Documentation, Iris
Broadcasting
The main goals of the Iris broadcast SDKs for Android and iOS are, in order:
- effortless to integrate, with a sensible default configuration
- low broadcasting latency
- solid audio broadcasting
- high movie framework rate
In order to reach these goals, the SDKs suggest fully automatic adaptive scaling of the broadcast movie resolution, bitrate and framework rate. By automatically scaling according to the available upload bandwidth, the live broadcast quality will always be as high as the environment permits.
Broadcast lifecycle
1) A client integrating the broadcasting library starts a broadcast.
Two) The Iris backend assigns a unique broadcastId to the broadcast and sends it to the client.
Trio) The broadcast is registered in the Iris backend and is now visible in the listing APIs. The broadcast's state is now live.
The live broadcast can now be viewed by other clients or on the web.
Four) The client stops broadcasting.
Five) The backend switches the broadcast's state from live to archived.
The archived broadcast can now be viewed on-demand using the same method as when the broadcast was live.
How to embark a broadcast
1) Include the SDK in your app project.
Two) Create a broadcaster example and configure it with your applicationId.
Trio) Run your app and commence broadcasting.
Supported instruction set architectures
The Iris SDKs for Android and iOS contain native code, optimized and compiled to machine code for specific instruction set architectures.
Android
The Iris SDK contains native code built for the armeabi-v7a and arm64-v8a ABIs, compatible with all modern devices and ARM emulator pics.
Make sure to not build apps targeting other architectures, since the native libs will be missing for those architectures. In particular, x86 emulator photos are not supported. Real x86 devices are supported, as they can translate ARM machine code.
You may need to add abiFilters to the build.gradle file for your app. For example:
The Iris SDK contains native code built for all architectures presently supported by Apple, on devices as well as the simulator.
Options/features
Switching camera
The Iris broadcasting SDKs for Android and iOS let your app use any of the available cameras on a device.
Affixing metadata
When your app starts broadcasting, you can link unique metadata to each broadcast. Any affixed metadata can later be accessed through the API. Title, author and geotagging can be set in the SDK. Any hashtags present in the title will automatically be parsed by the Iris backend and exposed as tags in the API. The metadata API supports filtering on author, tags and title.
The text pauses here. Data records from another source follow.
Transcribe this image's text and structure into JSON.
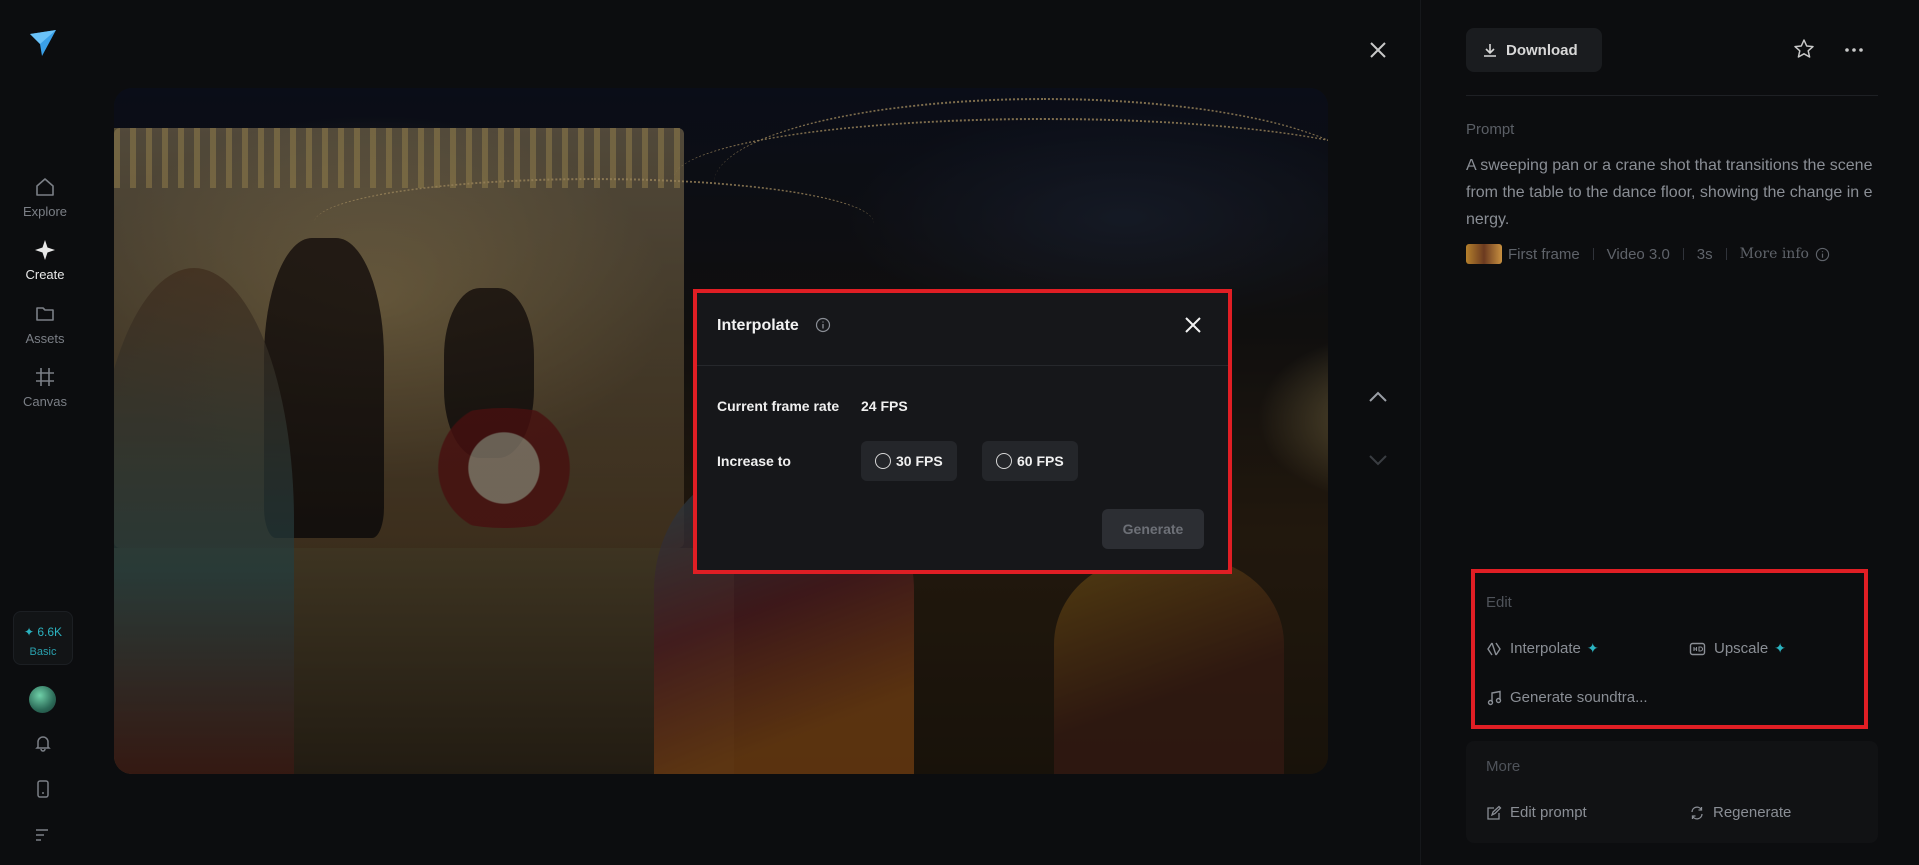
{
  "nav": {
    "items": [
      {
        "label": "Explore",
        "icon": "home-icon"
      },
      {
        "label": "Create",
        "icon": "sparkle-icon"
      },
      {
        "label": "Assets",
        "icon": "folder-icon"
      },
      {
        "label": "Canvas",
        "icon": "frame-icon"
      }
    ],
    "credits": {
      "amount": "✦ 6.6K",
      "plan": "Basic"
    }
  },
  "modal": {
    "title": "Interpolate",
    "current_label": "Current frame rate",
    "current_value": "24 FPS",
    "increase_label": "Increase to",
    "options": [
      "30 FPS",
      "60 FPS"
    ],
    "generate_label": "Generate"
  },
  "panel": {
    "download_label": "Download",
    "prompt_label": "Prompt",
    "prompt_text": "A sweeping pan or a crane shot that transitions the scene from the table to the dance floor, showing the change in energy.",
    "meta": {
      "first_frame": "First frame",
      "model": "Video 3.0",
      "duration": "3s",
      "more_info": "More info"
    },
    "edit": {
      "label": "Edit",
      "interpolate": "Interpolate",
      "upscale": "Upscale",
      "soundtrack": "Generate soundtra..."
    },
    "more": {
      "label": "More",
      "edit_prompt": "Edit prompt",
      "regenerate": "Regenerate"
    }
  },
  "colors": {
    "accent": "#2bb3c0",
    "highlight": "#e01e24"
  }
}
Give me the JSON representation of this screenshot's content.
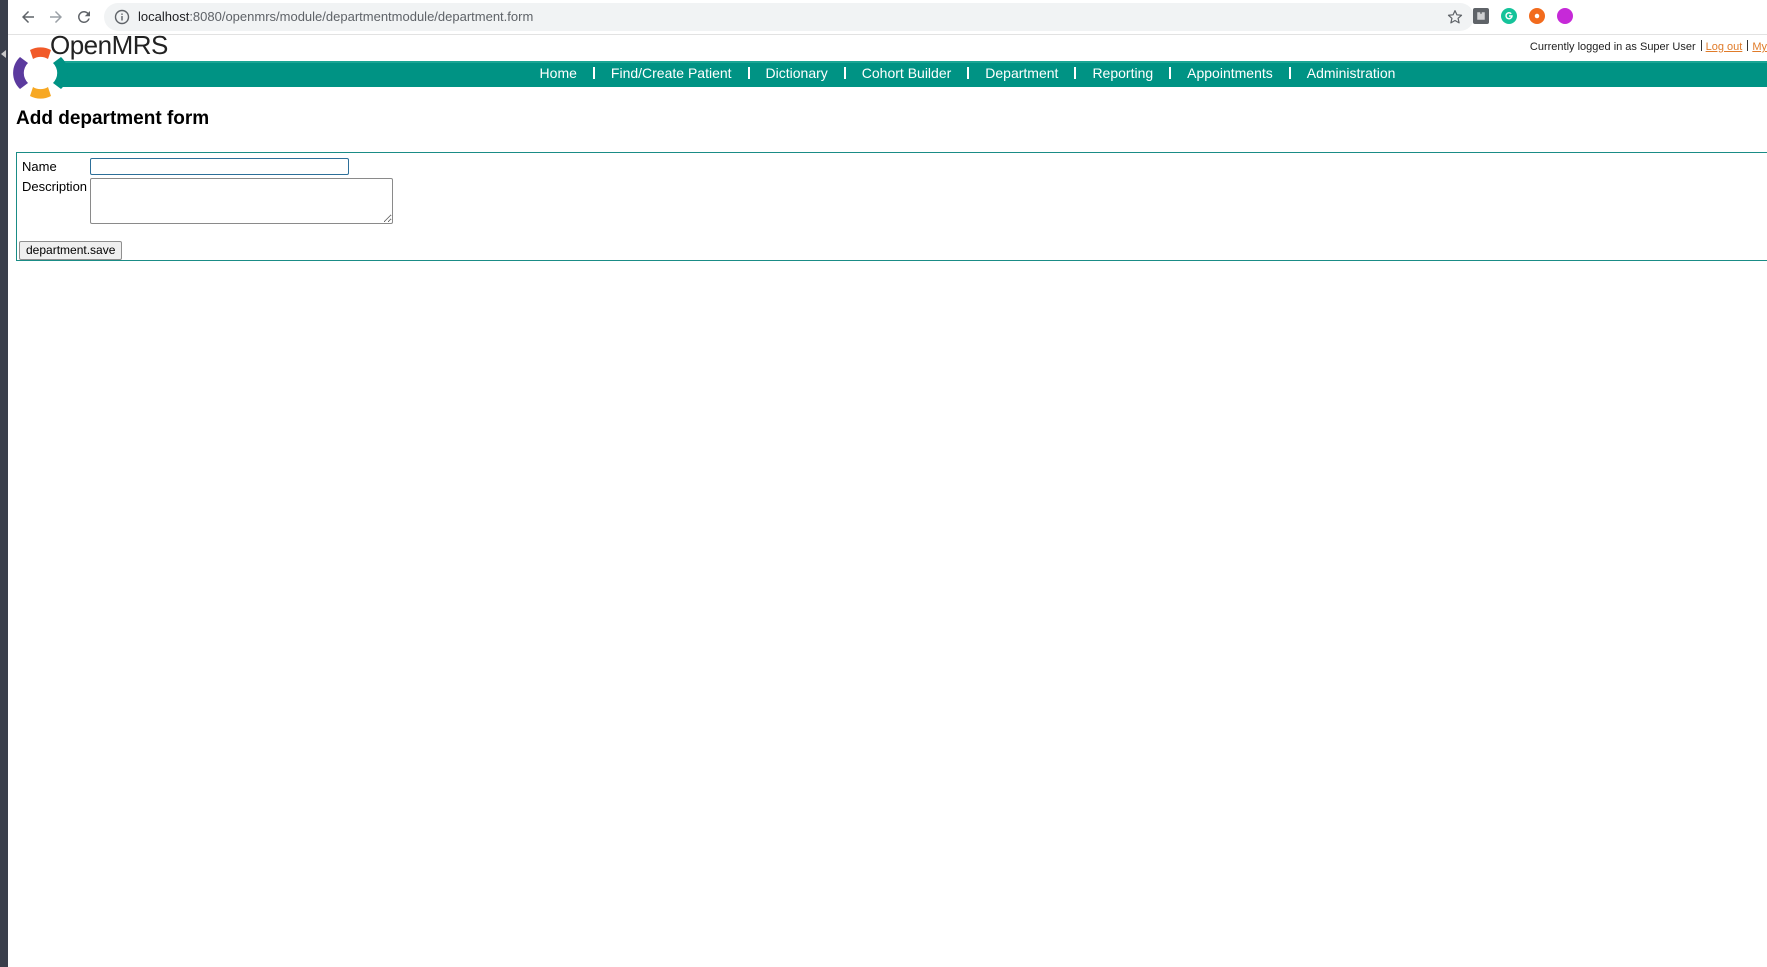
{
  "browser": {
    "url_host": "localhost",
    "url_rest": ":8080/openmrs/module/departmentmodule/department.form"
  },
  "header": {
    "app_name": "OpenMRS",
    "logged_in_text": "Currently logged in as Super User",
    "logout_label": "Log out",
    "my_profile_label": "My"
  },
  "menu": {
    "items": [
      {
        "label": "Home"
      },
      {
        "label": "Find/Create Patient"
      },
      {
        "label": "Dictionary"
      },
      {
        "label": "Cohort Builder"
      },
      {
        "label": "Department"
      },
      {
        "label": "Reporting"
      },
      {
        "label": "Appointments"
      },
      {
        "label": "Administration"
      }
    ]
  },
  "page": {
    "title": "Add department form"
  },
  "form": {
    "name_label": "Name",
    "name_value": "",
    "description_label": "Description",
    "description_value": "",
    "save_label": "department.save"
  },
  "colors": {
    "menu_bar": "#009384",
    "link": "#e07b29",
    "form_border": "#1a8c86"
  }
}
You may also fasten extra data, structured as you choose (for example JSON or XML), in a custom-built string.
iOS example
Android example
Server-side archiving
By default, all broadcasts are stored on the Iris backend, to support later on-demand viewing. You may override this behaviour in the broadcasting apps if you are only interested in live content.
When server-side archiving is disabled, the Iris backend does not store the broadcast content at all. Such broadcasts can only be accessed live through the API and movie player, then they are gone.
Local copy of broadcast
Due to permanently switching mobile network conditions around the broadcaster, a live broadcast will usually vary both in framework rate and movie resolution. In parallel with the live broadcast, the broadcaster SDKs for Android and iOS can store a total quality movie file locally, independent of network conditions.
Taking pictures
In addition to live broadcasting, the SDKs for Android and iOS have basic functionality for taking still pictures.
Broadcast dimensions
The SDKs support setting the maximum broadcast dimensions and optionally enforcing a specific aspect ratio, e.g. 16:9. This is especially useful on Android, where manufacturers suggest very different cameras with different supported resolutions.
Uplink speed testing
Before commencing a broadcast, you can optionally do an uplink speed test to determine whether the current network is rapid enough for streaming to the Iris servers.
While broadcasting live, you can instead observe the stream health, measured automatically at regular intervals by the broadcast library.
Extra camera features
The broadcast SDKs for Android and iOS suggest elementary APIs to use camera functionality such as focusing, zooming and toggling a LED torch.
Text and audio feedback
The Iris Live Editor lets moderators talk or initiate a voice talkback session to the broadcaster. The broadcast SDKs for Android and iOS, which the Iris Reporter apps build upon, come with built-in support for both incoming text and audio talkback.
Incoming text can be be shown in a broadcasting app either by using the provided example talk UI or designing your own. Voice talkback can be integrated by implementing a ordinary API available in the SDKs, as shown in the example code included in the SDKs.